O comportamento deste filho pode parecer mais socialmente aceitável do que a devassidão do seu irmão mais novo, mas era da mesma forma ultrajante. O filho mais velho não amava realmente ao pai, pois, se o amasse, teria partilhado da sua alegria. Servir ao pai durante todos aqueles anos foi algo que fez mecanicamente, por simples obrigação. O seu verdadeiro interesse estava nos benefícios que poderia obter para si mesmo (v. 29). Ele não compreendia o coração de seu pai.

Era, também, um filho perdido. E o pai também o procurou (v. 28). O Senhor sempre procura salvar os perdidos, mas é preciso que se vejam a si mesmos como perdidos. Geralmente os pecadores mais repugnantes, descrentes, escandolosos, vêem mais rapidamente a sua própria depravação do que as pessoas embebidas pelas realizações religiosas e pela auto-justiça. Esses fariseus não podem tolerar que pecadores sejam perdoados, especialmente aqueles mais notórios. Eles não compreendem o que seja arrependimento. Longe de alegrar-se, repulsa é o que sentem quando alguém confessa seus pecados. Orgulham-se muito de sua aparente justiça, mas em seus corações não há qualquer senso de submissão.

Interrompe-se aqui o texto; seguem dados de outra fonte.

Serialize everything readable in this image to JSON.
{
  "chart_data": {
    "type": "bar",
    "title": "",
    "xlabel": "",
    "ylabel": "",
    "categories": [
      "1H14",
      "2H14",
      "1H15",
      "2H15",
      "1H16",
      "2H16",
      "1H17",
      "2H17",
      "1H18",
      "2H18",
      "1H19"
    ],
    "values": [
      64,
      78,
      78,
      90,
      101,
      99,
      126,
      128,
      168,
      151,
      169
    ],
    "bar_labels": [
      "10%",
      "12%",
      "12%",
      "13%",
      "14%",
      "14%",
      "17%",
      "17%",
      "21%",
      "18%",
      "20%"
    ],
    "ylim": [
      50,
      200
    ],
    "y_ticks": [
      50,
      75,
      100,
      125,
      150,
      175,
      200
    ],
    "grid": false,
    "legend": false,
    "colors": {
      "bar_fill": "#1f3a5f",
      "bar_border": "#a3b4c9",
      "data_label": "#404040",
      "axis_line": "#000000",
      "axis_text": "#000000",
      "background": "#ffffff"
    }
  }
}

O filho mais novo desta estória viu o seu próprio pecado, percebeu a angústia do pai, arrependeu-se, humilhou-se, recebeu perdão e entrou no gozo do seu pai. O mais velho ficou amargurado, não se arrependeu, e não percebeu a frieza mortal do seu próprio coração. Ele desprezou o seu direito de regozijar-se com seu pai. Não estava menos perdido que seu irmão mais novo, mas não foi capaz de enxergá-lo.

Deus está à procura dos perdidos. Aqueles que reconhecem e abandonam seu pecado, verão que o Pai corre para eles de braços abertos. Aqueles que julgam-se suficientemente bons para merecer o seu favor,

descobrir-se-ão excluídos da celebração e incapazes de participar da eterna alegria de um Pai amoroso.